Project description:Cortical thickness and gyrification abnormalities in anorexia nervosa (AN) have been recently described, but no attempt has been made to explore their organizational patterns to characterize the neurobiology of the disorder in the different stages of its course. The aim of this study was to explore cortical thickness and gyrification patterns by means of graph theory tools in 38 patients with AN, 20 fully recovered patients, and 38 healthy women (HC). All participants underwent high-resolution magnetic resonance imaging. Connectome properties were compared between: 1) AN patients and HC, 2) fully recovered patients and HC, 3) patients with a full remission at a 3-year follow-up assessment and patients who had not recovered. Small-worldness was greater in patients with acute AN in comparison to HC in both cortical thickness and gyrification networks.

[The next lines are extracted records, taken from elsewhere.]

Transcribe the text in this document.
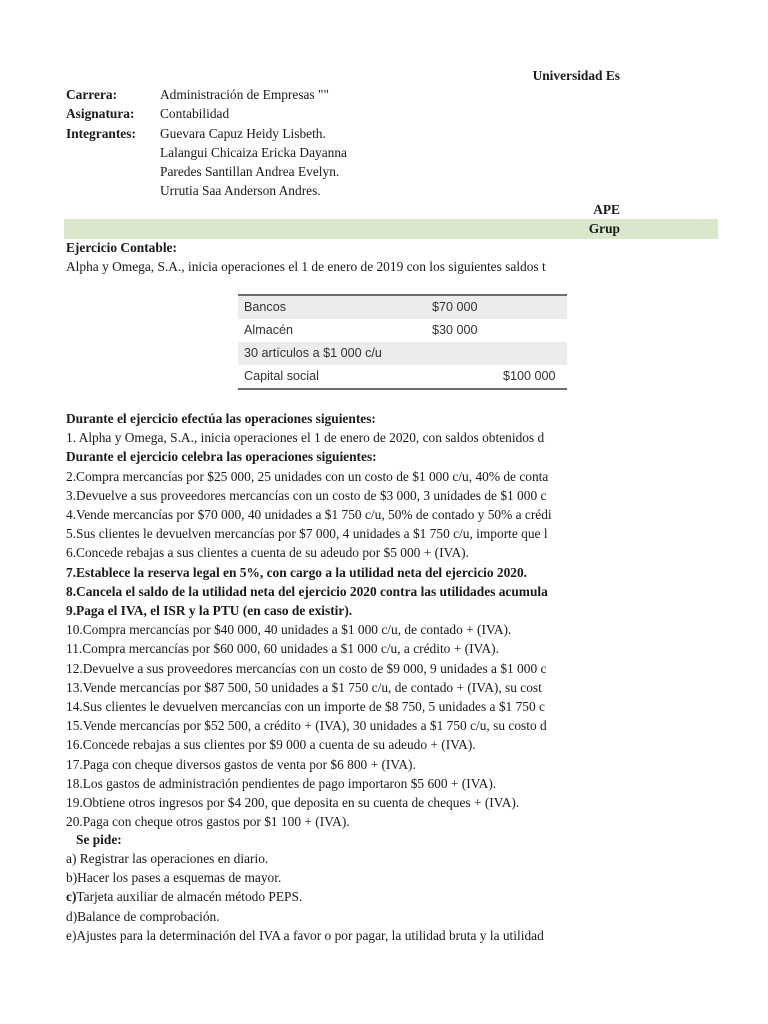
Universidad Es
Carrera:	Administración de Empresas ""
Asignatura: Contabilidad
Integrantes: Guevara Capuz Heidy Lisbeth.
Lalangui Chicaiza Ericka Dayanna
Paredes Santillan Andrea Evelyn.
Urrutia Saa Anderson Andres.
APE
Grup
Ejercicio Contable:
Alpha y Omega, S.A., inicia operaciones el 1 de enero de 2019 con los siguientes saldos t
Bancos	$70 000
Almacén	$30 000
30 artículos a $1 000 c/u
Capital social	$100 000
Durante el ejercicio efectúa las operaciones siguientes:
1. Alpha y Omega, S.A., inicia operaciones el 1 de enero de 2020, con saldos obtenidos d
Durante el ejercicio celebra las operaciones siguientes:
2.Compra mercancías por $25 000, 25 unidades con un costo de $1 000 c/u, 40% de conta
3.Devuelve a sus proveedores mercancías con un costo de $3 000, 3 unidades de $1 000 c
4.Vende mercancías por $70 000, 40 unidades a $1 750 c/u, 50% de contado y 50% a crédi
5.Sus clientes le devuelven mercancías por $7 000, 4 unidades a $1 750 c/u, importe que l
6.Concede rebajas a sus clientes a cuenta de su adeudo por $5 000 + (IVA).
7.Establece la reserva legal en 5%, con cargo a la utilidad neta del ejercicio 2020.
8.Cancela el saldo de la utilidad neta del ejercicio 2020 contra las utilidades acumula
9.Paga el IVA, el ISR y la PTU (en caso de existir).
10.Compra mercancías por $40 000, 40 unidades a $1 000 c/u, de contado + (IVA).
11.Compra mercancías por $60 000, 60 unidades a $1 000 c/u, a crédito + (IVA).
12.Devuelve a sus proveedores mercancías con un costo de $9 000, 9 unidades a $1 000 c
13.Vende mercancías por $87 500, 50 unidades a $1 750 c/u, de contado + (IVA), su cost
14.Sus clientes le devuelven mercancías con un importe de $8 750, 5 unidades a $1 750 c
15.Vende mercancías por $52 500, a crédito + (IVA), 30 unidades a $1 750 c/u, su costo d
16.Concede rebajas a sus clientes por $9 000 a cuenta de su adeudo + (IVA).
17.Paga con cheque diversos gastos de venta por $6 800 + (IVA).
18.Los gastos de administración pendientes de pago importaron $5 600 + (IVA).
19.Obtiene otros ingresos por $4 200, que deposita en su cuenta de cheques + (IVA).
20.Paga con cheque otros gastos por $1 100 + (IVA).
Se pide:
a) Registrar las operaciones en diario.
b)Hacer los pases a esquemas de mayor.
c)Tarjeta auxiliar de almacén método PEPS.
d)Balance de comprobación.
e)Ajustes para la determinación del IVA a favor o por pagar, la utilidad bruta y la utilidad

In the cortical thickness network, patients with AN also showed increased Local Efficiency, Modularity and Clustering coefficients, whereas integration measures were lower in the same group. Patients with a poor outcome showed higher segregation measures and lower small-worldness in the gyrification network, but no differences emerged for the cortical thickness network. For both cortical thickness and gyrification patterns, regional analyses revealed differences between patients with different outcomes. Different patterns between cortical thickness and gyrification networks are probably due to their peculiar developmental trajectories and sensitivity to environmental influences. The role of gyrification network alterations in predicting the outcome suggests a role of early maturational processes in the prognosis of AN.